Onondaga Shoreline, a local group headed by DeWitt businessman Lloyd Withers, recently asked the NYS Department of Environmental Conservation (DEC) to reclassify Onondaga Lake as a ‘Trout Water.’  The goal is to ensure that the lake’s historic and recovering cold and cool water fishery is considered when planning further cleanup of Onondaga Lake.

It’s Not Enough
DEC is requiring Honeywell International and others to minimize the flow of pollutants into the lake from upland sites. These efforts include the barrier wall visible from I-690, installed because of an underground plume of petroleum products and other hazardous chemicals. These are preparing for the sediment dredging beginnig this summer and continuing through 2016. 

“In 2005 the NYS Department of Environmental Conservation (DEC) said a full cleanup would remove 20 million cubic yards of polluted sediment. But the DEC only asked Honeywell to remove one tenth of that,” explained Joe Heath, the Onondaga Nation’s General Counsel. Only the top two feet of polluted sediment, on average, will be removed from the southern end of the lake and near the mouth of Ninemile Creek.

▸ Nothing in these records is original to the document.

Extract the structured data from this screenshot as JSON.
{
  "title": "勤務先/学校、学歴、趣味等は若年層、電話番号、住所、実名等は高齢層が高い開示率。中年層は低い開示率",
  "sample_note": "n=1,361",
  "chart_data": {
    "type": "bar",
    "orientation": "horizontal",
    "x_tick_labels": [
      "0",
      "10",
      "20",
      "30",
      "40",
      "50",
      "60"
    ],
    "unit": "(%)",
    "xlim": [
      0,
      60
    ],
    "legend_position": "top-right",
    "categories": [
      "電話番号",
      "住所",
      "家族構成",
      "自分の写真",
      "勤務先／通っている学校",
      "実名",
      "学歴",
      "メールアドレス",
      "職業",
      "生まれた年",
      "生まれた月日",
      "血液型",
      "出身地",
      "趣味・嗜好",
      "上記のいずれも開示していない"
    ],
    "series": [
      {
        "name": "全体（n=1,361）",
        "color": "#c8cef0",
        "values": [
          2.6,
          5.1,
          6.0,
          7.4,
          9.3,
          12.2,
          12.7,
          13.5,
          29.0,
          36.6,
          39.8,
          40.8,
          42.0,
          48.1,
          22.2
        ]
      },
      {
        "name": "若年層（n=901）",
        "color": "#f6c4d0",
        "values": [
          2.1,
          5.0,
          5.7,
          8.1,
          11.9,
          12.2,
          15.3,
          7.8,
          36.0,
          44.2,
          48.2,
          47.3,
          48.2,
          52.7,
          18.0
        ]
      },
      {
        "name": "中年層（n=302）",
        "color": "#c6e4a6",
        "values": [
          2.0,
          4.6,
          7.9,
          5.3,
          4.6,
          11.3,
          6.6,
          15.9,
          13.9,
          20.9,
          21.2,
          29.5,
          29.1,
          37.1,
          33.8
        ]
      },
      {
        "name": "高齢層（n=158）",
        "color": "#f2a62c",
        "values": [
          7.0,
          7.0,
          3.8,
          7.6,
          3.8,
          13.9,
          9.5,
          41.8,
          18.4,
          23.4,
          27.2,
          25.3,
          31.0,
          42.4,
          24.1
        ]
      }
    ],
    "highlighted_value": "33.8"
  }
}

Also to be left in place are Wastebeds 1-8 along the western shore of Onondaga Lake, known as the “white cliffs,” as well as the NYS Fairgrounds parking lot. Covering 300 acres and rising over 60 feet in the air, these wastebeds cover what was once a wetland filled with black ash, red maple, and cedar trees. The State Fairgrounds were located where they are because they once had a good view of the Lake. Onondaga County proposes continuing the West Shore Trail along the top of the wastebeds, which the DEC has said is fine for human health… so long as you don’t leave the trail. Wouldn’t it be better for all of us if these wastebeds were removed?

Signs of Healing
On April 13, 2011 the Onondaga County Legislature passed a resolution noting its intent to give the area of shoreline near Carousel Mall known as “Murphy’s Island” (no, it’s not actually an island) to the Onondaga Nation. However, the land has to be cleaned up first  –  it too is polluted and part of the Superfund site.

The Natural Resource Damage Assessment and Rehabilitation (NRDAR) Trustee Council for Onondaga Lake is comprised of the Onondaga Nation, the US Fish and Wildlife Service, and the NYS DEC. NRDAR is the second part to Superfund. It requires Superfund polluters to compensate the public for past and future harm to environmental resources resulting from the release of hazardous substances by paying for environmental restoration projects related to the injured resources. Assessment of the harm is ongoing. Meanwhile, public meetings like those held this spring in conjunction with the Onondaga Lake Partnership are important to ensure the best possible restoration of the lake.

Looking at the Long Term
“Caps and barrier walls will eventually fail,” explains Tadodaho Sidney Hill. “We must not think only for our own generation, but for lasting solutions for future generations.” The Onondaga Nation remains committed to the goals expressed in The Onondaga Nation’s Vision for a Clean Onondaga Lake. “We will be sure that the Lake is clean enough to drink the water and eat the fish, and clean enough for children to play and swim in the water… On this we agree.”


Lindsay is a community organizer working on behalf of the Onondaga Nation.